Inside the station, another guy walked into the restroom before me, so I had to wait.  In the lobby at the same time I passed a young man with a little girl by the hand.  I overheard briefly his question to the little girl, seemingly his daughter: “You can’t wait till we get home?”

“Chere baby,” thought I.  He put her into the ladies’ room and told her he’d wait right outside the door until she came out.  A moment or two later, I got to get into the men’s room and was shortly on the way back to the pumps to move the car to the other side.  Just as I was getting into the car, a sheriff’s unit pulled into the driveway and stopped perpendicular to the front of the pickup where the young woman sat.  At the same time, a second sheriff’s squad car maneuvered into the lot and parked perpendicular to the rear of the pickup.   Whoa!  Obviously, some kind of intrigue was brewing.
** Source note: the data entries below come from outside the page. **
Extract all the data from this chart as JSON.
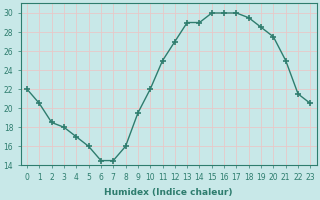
{
  "x": [
    0,
    1,
    2,
    3,
    4,
    5,
    6,
    7,
    8,
    9,
    10,
    11,
    12,
    13,
    14,
    15,
    16,
    17,
    18,
    19,
    20,
    21,
    22,
    23
  ],
  "y": [
    22,
    20.5,
    18.5,
    18,
    17,
    16,
    14.5,
    14.5,
    16,
    19.5,
    22,
    25,
    27,
    29,
    29,
    30,
    30,
    30,
    29.5,
    28.5,
    27.5,
    25,
    21.5,
    20.5
  ],
  "line_color": "#2e7d6e",
  "marker_color": "#2e7d6e",
  "bg_color": "#c8e8e8",
  "grid_color": "#e8c8c8",
  "xlabel": "Humidex (Indice chaleur)",
  "xlim": [
    -0.5,
    23.5
  ],
  "ylim": [
    14,
    31
  ],
  "yticks": [
    14,
    16,
    18,
    20,
    22,
    24,
    26,
    28,
    30
  ],
  "xticks": [
    0,
    1,
    2,
    3,
    4,
    5,
    6,
    7,
    8,
    9,
    10,
    11,
    12,
    13,
    14,
    15,
    16,
    17,
    18,
    19,
    20,
    21,
    22,
    23
  ],
  "xlabel_fontsize": 6.5,
  "tick_fontsize": 5.5,
  "line_width": 1.0,
  "marker_size": 4
}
I was in a hurry to move then, so I drove around to a pump on the far side of the lot and began fueling.  I overheard one of the sheriff’s deputies calling out, “M’am” as I saw the young woman in the pickup walking toward the store.  They motioned her to come back and stay.  I couldn’t see everything that was going on because several cars were between me and all this unfolding drama, but the plot thickened when the young man with the little girl in the store came out with the little girl walking alongside.  He had an Icee drink in each hand, presumably one for him and one for his wife.  The sheriff’s deputies met him and began a conversation.  I could see little and hear less, but after a minute or two, an unmarked SUV with blue lights flickering in the grill came racing in from the north.  The lawman in that vehicle swirled into the station lot and joined the two sheriff’s deputies.  Shortly, the business-like questioning and conversation that had seemed to be going on escalated.  Again, I could not see clearly and heard less, but an obvious scuffle erupted and the lawmen ended up taking down the young man.  When they got him up, he was handcuffed and was getting tucked into the back seat of one of the squad cars.

I’ve been following the news to find out exactly what  I witnessed, and the connection to the bank robbery in Pine Prairie seems pretty firm.  KLFY-TV is running a piece this morning that sheds more light.  I’ll be following this story with interest in the days to come.

Moral of the story?  Hmmmm . . . you just never know what people you casually rub shoulders with in the public are going through.  Here was a normal-looking family, getting gas and Icee’s and taking a potty break at the filling station, but my, what disturbing secrets lurked beneath the surface!  Since the husband and wife were both arrested, I also wonder what happened to the little girl who witnessed the scene.  That’s the most disturbing part of the drama, which overall was very unsettling.  I’d rather not be so close to criminal investigations.